There is a funny tension between our desire to have a private sphere where no one judges us and our willingness to constantly invade the moral spheres of others. Back to the million dollar question: Don't automatically condemn the hypocrisy as the real problem. That is, don't assume that the same morality we apply in public must be applied in private.

Nowhere is the tension weirder than when it comes to style. Some people are flamboyant. They damn well mean to be a dandy, or a prep, or formal, or just like everyone else and they work at it and they damn well don't care who hates them for being what they are.

But most people aren't like that. Most people want to pursue a style the way like a keyhole peeper in an empty hallway. They want to constantly evaluate the style choices of others but never be subject to moral criticism themselves.

So which side of that divide do successful hipster chicks land on?

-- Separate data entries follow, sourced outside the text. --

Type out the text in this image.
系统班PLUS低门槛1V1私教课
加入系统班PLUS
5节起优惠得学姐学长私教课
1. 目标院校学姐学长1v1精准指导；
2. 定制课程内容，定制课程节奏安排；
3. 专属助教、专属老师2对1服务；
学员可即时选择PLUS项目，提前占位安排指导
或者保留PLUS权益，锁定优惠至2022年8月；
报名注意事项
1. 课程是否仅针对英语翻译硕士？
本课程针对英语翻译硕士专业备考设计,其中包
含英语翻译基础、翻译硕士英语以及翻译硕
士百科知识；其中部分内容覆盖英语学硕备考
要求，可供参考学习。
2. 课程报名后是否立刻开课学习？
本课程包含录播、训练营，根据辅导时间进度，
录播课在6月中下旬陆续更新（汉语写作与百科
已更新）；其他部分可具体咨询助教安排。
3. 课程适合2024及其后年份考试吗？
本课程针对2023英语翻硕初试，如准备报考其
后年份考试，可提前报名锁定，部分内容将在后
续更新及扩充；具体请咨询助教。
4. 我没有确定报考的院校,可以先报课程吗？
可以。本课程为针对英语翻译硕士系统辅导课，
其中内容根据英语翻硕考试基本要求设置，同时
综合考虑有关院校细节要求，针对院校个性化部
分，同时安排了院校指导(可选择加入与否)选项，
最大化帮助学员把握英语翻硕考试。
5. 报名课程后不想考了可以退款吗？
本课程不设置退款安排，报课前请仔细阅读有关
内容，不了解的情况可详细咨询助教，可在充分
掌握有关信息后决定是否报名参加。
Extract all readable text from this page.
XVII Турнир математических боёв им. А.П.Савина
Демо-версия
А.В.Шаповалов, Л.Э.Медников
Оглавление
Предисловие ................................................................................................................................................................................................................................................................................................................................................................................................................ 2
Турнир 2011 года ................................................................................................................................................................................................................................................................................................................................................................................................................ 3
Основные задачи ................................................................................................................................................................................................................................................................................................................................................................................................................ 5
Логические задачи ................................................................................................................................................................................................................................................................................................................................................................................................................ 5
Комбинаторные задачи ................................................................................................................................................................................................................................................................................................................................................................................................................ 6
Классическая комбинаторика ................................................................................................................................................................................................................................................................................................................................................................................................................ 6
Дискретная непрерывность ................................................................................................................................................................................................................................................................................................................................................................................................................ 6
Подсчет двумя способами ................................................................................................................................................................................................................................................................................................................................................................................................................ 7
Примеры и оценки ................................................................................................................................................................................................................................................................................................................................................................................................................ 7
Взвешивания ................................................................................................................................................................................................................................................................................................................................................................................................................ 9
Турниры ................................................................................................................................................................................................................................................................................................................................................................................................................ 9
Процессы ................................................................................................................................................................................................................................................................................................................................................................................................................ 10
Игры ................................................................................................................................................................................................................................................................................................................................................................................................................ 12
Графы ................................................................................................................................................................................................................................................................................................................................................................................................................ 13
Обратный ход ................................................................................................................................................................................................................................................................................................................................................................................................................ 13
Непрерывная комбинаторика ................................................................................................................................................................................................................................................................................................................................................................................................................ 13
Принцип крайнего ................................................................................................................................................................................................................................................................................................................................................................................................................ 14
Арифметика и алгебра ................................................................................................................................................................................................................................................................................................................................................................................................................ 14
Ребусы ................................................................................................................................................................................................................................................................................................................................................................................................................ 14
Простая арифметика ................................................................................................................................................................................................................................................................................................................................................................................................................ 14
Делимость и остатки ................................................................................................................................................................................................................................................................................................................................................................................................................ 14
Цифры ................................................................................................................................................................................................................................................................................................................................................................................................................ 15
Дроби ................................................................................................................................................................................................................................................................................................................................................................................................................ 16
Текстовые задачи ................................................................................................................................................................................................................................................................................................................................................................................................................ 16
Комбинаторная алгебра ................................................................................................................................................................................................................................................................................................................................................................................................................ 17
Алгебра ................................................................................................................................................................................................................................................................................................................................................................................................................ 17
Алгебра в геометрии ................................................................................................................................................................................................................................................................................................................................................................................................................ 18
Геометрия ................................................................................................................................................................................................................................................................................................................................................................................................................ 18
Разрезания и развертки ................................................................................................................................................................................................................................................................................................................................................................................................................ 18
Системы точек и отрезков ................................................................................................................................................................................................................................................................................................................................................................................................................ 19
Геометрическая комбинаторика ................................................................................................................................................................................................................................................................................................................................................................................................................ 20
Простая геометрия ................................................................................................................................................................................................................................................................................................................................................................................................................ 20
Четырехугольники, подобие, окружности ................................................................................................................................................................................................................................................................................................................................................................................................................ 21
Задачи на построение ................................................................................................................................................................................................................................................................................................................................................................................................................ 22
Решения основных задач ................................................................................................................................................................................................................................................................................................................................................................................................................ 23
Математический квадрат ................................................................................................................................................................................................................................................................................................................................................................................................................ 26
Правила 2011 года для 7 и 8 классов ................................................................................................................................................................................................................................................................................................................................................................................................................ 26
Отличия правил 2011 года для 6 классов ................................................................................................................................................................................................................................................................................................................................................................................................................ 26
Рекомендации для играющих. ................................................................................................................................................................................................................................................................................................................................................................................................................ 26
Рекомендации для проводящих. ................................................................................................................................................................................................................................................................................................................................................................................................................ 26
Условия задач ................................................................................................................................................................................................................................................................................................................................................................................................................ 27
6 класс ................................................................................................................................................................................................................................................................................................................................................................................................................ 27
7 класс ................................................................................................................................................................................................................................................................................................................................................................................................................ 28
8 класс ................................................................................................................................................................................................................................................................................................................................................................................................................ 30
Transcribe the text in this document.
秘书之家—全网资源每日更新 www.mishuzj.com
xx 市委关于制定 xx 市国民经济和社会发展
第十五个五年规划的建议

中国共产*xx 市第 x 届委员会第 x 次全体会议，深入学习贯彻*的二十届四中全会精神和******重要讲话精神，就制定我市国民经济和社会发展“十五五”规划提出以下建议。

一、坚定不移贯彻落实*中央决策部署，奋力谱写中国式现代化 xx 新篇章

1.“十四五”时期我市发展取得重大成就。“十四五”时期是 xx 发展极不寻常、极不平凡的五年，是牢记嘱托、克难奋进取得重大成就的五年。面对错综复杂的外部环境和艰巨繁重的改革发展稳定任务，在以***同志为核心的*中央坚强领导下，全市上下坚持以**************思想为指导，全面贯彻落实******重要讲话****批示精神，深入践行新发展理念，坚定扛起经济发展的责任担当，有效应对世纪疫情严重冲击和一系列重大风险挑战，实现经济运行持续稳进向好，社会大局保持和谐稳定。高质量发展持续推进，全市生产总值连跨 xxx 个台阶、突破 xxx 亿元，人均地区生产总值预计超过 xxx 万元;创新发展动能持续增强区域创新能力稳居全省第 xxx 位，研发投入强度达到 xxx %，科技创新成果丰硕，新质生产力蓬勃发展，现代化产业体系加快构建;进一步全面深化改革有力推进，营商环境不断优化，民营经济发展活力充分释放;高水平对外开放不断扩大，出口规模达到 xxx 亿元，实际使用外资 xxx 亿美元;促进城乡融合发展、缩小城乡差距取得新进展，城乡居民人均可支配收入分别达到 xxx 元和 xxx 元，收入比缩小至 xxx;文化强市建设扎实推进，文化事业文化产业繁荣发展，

Well, it depends who you think of doesn't it? Think of some person who irritates or threatens you and you will see them in the second category. But think of that girl back in high school who seemed to refuse to play the game and dressed with a sense of conscious playing at style and you couldn't help admire her even though you never had the courage to talk to her or to be her friend. And maybe you later wished you had.

How we evaluate a style is less a function of its success than whether we really believe the person adopting it can pull it off.

[Bonus question: When you think of God, how do you imagine him? He can see everything. When he looks at you does he see cause for shame or cause to love you? Are you a nasty, dirty piece of work who must be brutally shamed into being a better person? Or are you like a child who has failings but whom God loves and wants the best for? It's a lot easier to believe that God exists than it is to believe he loves you as a good father would.]